Mr. Speaker, I want to thank my colleagues on both sides of the House for allowing me 10 minutes of comments on an opposition day motion. It is not the worst motion I have seen from the opposition side but it is certainly not one that I can support even though they have kindly let me have a few minutes here this afternoon.
There is a hidden agenda with this motion but I suppose we should come to expect that from the third party. As much as I respect individual members of the third party, the total package from time to time leaves something to be desired. The hidden agenda I sense in this motion is that the Reform Party is against a broad based day care, child care, system in Canada.
I would like to begin by relating an experience that I had when I was a student at the University of Toronto. At that time I was involved in establishing the first parent co-op day care centre at the University of Toronto, a day care centre I am proud to say still exists as the Sussex Parent Co-op Day Care Centre. It is quite an interesting story and maybe some other time I could go into details.
That experience taught me that there is no one simple solution for the care of our children. While I accept that the pre-eminent place of care for children should always be the family, the circumstances in this present world do not always allow us to have that circumstance available to everybody.
Single parents need day care whether they can afford to fully pay for it themselves or whether they need publicly assisted day care. In some families it is absolutely necessary that both parents work in order to pay the bills that are part of family life.
To suggest that simply providing a child care tax deduction to all families of all income levels pretends that there is a uniform situation for families. I think we tend to fool ourselves sometimes by talking about the typical family or standard family. There are many varieties of family arrangements in the modern world and we cannot try to adapt the social culture to take care of all situations with the simplistic solution we are offered here today.
The tax system provides a measure of relief for low and middle income families.
I would be the last one to say it is perfect. In times past, when my children were younger, I was happily able to take take advantage of that tax deduction. My children are old enough now that I do not have to worry about that, but I was sure glad it was there for me at the time when I was a low to middle income person in my younger years.
I do not think even well-to-do families would generally agree they need a tax deduction for which I have seen estimates of billions of dollars. I ask the Reform Party to take note of these numbers and do their own arithmetic. I wonder if the arithmetic might not be better than we have seen in the past.
I will quote from some research notes. If Reform means to give a $5,000 tax credit for every child under seven years of age and a $3,000 tax credit for every child aged seven to twelve, the cost of the program would be approximately $21 billion or far greater than the figures Reform projects when it says its total package of tax breaks is worth $12 billion. Even $12 billion is a lot of money. I wonder whether the upper income families the Reformers may be thinking about need that kind of tax break at this time.
I am not against targeting tax cuts and tax incentives for needy sectors of our society at the proper time when the deficit is taken care of. However this smacks of a broad based tax break from income zero to income millions per annum and I must object to that.
The other hidden agenda, besides being against a broad based community day care system, is that the Reform Party is telling women to stay home to take care of the children. I accept that a lot of women would choose that. Some are able to and some cannot because of life circumstances.

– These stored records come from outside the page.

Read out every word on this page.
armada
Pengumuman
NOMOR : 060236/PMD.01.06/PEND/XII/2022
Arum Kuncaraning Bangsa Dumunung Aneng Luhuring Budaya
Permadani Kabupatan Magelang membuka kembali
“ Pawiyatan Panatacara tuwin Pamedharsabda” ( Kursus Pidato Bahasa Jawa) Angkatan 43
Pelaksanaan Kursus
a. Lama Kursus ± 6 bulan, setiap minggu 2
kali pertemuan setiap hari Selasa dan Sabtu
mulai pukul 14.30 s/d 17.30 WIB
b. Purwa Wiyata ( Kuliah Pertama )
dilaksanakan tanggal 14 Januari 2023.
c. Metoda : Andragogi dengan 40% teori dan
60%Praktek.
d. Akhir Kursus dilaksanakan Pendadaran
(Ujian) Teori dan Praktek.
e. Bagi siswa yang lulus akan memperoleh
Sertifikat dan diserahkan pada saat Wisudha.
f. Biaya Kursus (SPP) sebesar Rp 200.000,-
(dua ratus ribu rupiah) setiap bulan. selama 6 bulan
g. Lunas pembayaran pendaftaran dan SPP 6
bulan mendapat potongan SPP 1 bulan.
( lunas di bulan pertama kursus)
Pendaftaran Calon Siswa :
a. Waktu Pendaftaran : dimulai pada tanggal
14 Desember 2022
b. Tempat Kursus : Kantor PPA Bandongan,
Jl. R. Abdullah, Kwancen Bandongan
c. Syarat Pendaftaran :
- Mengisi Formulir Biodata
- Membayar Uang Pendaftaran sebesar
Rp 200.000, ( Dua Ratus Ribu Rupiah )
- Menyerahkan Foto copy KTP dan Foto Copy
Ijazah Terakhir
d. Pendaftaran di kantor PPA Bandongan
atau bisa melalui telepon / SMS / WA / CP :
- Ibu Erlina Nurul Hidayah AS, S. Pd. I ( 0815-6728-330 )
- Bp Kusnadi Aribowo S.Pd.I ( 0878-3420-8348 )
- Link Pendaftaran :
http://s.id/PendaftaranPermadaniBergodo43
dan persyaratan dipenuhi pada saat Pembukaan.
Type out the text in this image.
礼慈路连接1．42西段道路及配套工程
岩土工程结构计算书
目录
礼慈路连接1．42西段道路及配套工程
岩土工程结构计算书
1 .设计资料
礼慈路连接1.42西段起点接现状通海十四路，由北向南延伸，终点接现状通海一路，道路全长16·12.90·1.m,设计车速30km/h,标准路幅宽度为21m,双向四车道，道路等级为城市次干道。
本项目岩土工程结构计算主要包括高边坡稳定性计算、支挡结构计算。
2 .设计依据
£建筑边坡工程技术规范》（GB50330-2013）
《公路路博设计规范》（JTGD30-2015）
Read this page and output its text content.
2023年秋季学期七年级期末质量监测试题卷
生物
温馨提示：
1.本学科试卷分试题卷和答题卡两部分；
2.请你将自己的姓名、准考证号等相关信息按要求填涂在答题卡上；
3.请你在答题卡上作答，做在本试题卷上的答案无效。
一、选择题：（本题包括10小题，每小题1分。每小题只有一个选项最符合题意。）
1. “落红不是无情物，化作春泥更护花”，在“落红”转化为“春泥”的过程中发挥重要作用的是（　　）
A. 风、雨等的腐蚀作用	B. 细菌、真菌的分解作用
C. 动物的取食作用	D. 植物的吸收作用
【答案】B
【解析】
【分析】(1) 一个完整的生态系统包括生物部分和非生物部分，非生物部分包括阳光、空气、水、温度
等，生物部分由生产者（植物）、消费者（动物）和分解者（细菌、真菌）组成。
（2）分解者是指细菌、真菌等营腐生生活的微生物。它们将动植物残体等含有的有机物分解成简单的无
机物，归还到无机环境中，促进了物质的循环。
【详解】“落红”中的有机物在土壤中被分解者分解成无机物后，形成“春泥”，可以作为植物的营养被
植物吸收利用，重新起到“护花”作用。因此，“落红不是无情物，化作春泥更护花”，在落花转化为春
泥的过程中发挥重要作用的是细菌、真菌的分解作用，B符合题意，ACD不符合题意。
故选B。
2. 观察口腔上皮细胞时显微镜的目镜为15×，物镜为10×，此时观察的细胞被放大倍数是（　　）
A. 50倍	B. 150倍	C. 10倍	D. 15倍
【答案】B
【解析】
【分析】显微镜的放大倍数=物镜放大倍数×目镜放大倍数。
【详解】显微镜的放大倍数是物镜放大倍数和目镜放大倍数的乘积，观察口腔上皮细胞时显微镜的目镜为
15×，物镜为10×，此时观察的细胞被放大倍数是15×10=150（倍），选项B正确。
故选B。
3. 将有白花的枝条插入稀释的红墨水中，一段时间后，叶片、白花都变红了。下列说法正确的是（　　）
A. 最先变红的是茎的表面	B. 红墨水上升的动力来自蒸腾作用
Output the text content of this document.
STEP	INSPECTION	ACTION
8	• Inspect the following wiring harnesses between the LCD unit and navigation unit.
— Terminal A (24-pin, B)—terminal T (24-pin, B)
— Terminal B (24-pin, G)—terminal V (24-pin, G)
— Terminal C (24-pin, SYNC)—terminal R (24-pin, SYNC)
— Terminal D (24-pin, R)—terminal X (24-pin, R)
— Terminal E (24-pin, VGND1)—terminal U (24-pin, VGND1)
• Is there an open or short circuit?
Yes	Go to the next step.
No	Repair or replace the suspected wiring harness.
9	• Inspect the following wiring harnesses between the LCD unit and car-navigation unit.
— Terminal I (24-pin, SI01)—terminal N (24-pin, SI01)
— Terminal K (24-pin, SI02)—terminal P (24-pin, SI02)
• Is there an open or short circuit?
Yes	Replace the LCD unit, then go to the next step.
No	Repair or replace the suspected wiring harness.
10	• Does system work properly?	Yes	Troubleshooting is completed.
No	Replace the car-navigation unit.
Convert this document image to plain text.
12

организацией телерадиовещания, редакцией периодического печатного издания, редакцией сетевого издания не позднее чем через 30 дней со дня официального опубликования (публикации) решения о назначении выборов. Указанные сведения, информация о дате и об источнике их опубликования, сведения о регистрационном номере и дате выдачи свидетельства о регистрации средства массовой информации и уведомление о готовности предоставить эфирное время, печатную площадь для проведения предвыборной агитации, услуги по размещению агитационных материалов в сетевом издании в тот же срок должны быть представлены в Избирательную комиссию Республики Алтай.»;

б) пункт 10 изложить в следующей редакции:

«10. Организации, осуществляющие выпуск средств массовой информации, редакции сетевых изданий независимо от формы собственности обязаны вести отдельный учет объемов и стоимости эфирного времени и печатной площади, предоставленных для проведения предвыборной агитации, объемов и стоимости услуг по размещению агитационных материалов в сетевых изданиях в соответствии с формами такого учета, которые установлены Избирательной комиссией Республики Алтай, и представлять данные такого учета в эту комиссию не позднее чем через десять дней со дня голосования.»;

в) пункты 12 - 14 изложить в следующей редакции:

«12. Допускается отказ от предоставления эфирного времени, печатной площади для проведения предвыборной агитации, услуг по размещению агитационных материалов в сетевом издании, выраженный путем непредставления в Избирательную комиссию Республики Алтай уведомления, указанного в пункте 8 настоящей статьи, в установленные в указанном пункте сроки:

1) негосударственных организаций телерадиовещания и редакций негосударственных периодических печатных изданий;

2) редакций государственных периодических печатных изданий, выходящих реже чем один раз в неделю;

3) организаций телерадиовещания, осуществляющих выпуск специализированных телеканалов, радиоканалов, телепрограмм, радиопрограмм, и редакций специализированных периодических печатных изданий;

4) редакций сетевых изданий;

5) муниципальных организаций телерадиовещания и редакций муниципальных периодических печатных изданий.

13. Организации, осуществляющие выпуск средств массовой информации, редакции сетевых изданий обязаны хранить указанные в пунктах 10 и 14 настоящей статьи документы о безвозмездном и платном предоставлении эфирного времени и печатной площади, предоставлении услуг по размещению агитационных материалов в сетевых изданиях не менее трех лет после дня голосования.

It is an individual decision on the part of the mother. It is not a decision we as a society should be imposing on any woman. It should be that men and women are equals in society. I resent the subliminal message in this Reform motion that women should stay at home to take care of the children.
The government has already answered-and I admit we have a way to go-the concerns of families with children. I wish we could go further right now. In due course I suspect we will be able to. We should be focusing our attention on the the whole issue of children and poverty among children in our society.
I do not think this plan which would redistribute tax dollars to upper income families would allow us to do what is needed to ensure the poor and the poorest in society have a proper share of what this great country has to offer.
With great respect to the fine members who are here, I do not know how Reform Party members can argue on the one hand for deficit reduction-and I would argue the government is doing a great job with that program-and then propose a plan that would cost $10 billion to $21 billion according to our estimates. Perhaps they could explain that to me as other members participate in the debate.
As I much as I appreciate it is the privilege of the opposition members to bring forward ideas for debate, they have missed an opportunity to bring forward a good idea. They brought forward an idea I cannot support.
I conclude by saying that there are among other things two hidden items: that the Reform Party is against broad based child care and that it is asking women to stay home to take care of their children.